Up to 1 out of every 5 pregnancies ends in a miscarriage, and 1 in 40 babies are born with a birth defect. These are referred to as the background population risks.  They describe the chance of these events happening for any pregnancy before taking factors such as the mother’s health during pregnancy, her lifestyle, medicines she takes and the genetic make up of her and the baby’s father into account.

Medicines use in pregnancy

Most medicines used by the mother will cross the placenta and reach the baby. Sometimes this may have beneficial effects for the baby.  There are, however, some medicines that can harm a baby’s normal development.  How a medicine affects a baby may depend on the stage of pregnancy when the medicine is taken. If you are on regular medication you should discuss these effects with your doctor/health care team before becoming pregnant.

If a new medicine is suggested for you during pregnancy, please ensure the doctor or health care professional treating you is aware of your pregnancy.

When deciding whether or not to use a medicine in pregnancy you need to weigh up how the medicine might improve your and/or your unborn baby’s health against any possible problems that the drug may cause. Our bumps leaflets are written to provide you with a summary of what is known about use of a specific medicine in pregnancy so that you can decide together with your health care provider what is best for you and your baby.   

Every pregnancy is unique. The decision to start, stop, continue or change a prescribed medicine before or during pregnancy should be made in consultation with your health care provider. It is very helpful if you can record all your medication taken in pregnancy in your hand held maternity records.

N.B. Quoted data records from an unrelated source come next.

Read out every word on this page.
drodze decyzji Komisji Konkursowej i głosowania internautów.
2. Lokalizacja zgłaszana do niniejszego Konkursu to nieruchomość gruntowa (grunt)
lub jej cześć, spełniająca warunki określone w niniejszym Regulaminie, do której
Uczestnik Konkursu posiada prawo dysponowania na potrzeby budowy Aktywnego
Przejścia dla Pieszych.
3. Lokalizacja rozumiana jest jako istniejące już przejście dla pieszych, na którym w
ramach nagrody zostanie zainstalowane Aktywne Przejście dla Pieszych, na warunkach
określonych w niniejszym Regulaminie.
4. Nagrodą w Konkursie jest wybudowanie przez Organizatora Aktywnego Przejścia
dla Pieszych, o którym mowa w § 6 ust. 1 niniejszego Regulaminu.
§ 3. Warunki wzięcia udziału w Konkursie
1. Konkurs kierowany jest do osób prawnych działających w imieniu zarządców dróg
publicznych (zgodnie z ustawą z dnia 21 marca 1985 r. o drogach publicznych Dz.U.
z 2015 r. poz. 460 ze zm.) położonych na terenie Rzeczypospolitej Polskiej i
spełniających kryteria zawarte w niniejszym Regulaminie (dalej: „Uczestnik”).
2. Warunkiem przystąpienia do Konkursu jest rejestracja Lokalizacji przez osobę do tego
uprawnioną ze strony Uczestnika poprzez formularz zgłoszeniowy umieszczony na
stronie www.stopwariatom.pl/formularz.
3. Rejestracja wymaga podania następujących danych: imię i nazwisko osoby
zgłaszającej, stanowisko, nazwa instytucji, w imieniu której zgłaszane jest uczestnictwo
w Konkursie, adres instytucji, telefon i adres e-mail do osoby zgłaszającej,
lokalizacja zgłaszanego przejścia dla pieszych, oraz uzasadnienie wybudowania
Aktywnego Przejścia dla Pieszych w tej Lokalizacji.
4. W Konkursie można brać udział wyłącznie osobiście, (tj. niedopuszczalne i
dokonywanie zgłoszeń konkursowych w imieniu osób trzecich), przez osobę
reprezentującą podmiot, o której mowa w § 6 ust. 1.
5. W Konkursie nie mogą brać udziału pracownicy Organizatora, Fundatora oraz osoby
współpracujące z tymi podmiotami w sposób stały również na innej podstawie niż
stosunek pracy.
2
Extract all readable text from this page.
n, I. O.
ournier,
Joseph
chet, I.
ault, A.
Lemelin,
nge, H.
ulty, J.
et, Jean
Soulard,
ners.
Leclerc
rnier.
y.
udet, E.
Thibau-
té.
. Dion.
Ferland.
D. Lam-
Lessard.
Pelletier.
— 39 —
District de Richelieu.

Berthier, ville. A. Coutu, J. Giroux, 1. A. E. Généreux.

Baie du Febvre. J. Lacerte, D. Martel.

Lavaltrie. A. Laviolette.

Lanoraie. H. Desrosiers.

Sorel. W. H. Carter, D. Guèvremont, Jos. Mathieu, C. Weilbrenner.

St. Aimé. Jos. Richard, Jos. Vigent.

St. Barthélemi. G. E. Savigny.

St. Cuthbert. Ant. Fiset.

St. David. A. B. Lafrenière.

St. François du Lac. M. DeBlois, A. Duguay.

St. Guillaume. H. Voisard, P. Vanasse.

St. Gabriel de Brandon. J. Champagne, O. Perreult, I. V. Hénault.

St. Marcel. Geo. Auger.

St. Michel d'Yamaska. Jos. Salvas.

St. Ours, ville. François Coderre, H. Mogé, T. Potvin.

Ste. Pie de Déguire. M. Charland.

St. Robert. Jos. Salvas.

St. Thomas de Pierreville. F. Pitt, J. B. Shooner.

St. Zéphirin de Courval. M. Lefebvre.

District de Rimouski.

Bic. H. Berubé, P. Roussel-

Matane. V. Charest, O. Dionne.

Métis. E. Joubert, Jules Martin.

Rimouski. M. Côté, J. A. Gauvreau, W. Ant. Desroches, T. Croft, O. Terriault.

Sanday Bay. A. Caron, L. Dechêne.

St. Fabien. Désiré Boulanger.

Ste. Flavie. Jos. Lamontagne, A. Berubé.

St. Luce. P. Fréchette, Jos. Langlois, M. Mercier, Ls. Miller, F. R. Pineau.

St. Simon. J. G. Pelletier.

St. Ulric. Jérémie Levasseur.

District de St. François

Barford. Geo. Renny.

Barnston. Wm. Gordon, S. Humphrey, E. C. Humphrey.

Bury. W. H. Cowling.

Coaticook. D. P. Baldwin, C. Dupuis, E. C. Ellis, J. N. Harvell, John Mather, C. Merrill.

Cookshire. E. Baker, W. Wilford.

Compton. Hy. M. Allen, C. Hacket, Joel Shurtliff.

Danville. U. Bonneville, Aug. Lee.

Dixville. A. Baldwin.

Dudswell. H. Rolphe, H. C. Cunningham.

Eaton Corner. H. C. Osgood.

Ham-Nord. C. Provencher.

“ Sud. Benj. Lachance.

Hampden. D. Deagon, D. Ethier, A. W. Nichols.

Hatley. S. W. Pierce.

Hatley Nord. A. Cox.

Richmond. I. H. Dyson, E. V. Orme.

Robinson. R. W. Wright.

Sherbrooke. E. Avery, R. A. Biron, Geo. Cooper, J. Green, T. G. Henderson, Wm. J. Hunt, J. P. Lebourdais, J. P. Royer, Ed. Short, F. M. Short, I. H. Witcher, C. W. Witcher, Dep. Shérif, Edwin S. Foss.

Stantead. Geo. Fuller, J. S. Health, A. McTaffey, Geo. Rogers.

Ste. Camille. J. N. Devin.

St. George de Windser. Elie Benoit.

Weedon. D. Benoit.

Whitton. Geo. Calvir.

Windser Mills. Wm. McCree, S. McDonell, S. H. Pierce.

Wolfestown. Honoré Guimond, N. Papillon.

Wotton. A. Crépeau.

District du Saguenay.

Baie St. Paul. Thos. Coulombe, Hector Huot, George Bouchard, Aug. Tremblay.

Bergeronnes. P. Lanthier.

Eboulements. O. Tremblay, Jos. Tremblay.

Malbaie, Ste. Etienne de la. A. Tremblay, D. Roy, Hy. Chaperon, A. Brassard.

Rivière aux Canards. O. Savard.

Disclaimer: This information is not intended to replace the individual care and advice of your health care provider. New information is continually becoming available. Whilst every effort will be made to ensure that this information is accurate and up to date at the time of publication, we cannot cover every eventuality and the information providers cannot be held responsible for any adverse outcomes following decisions made on the basis of this information. We strongly advise that printouts should NOT be kept for any length of time, or for “future reference” as they can rapidly become out of date.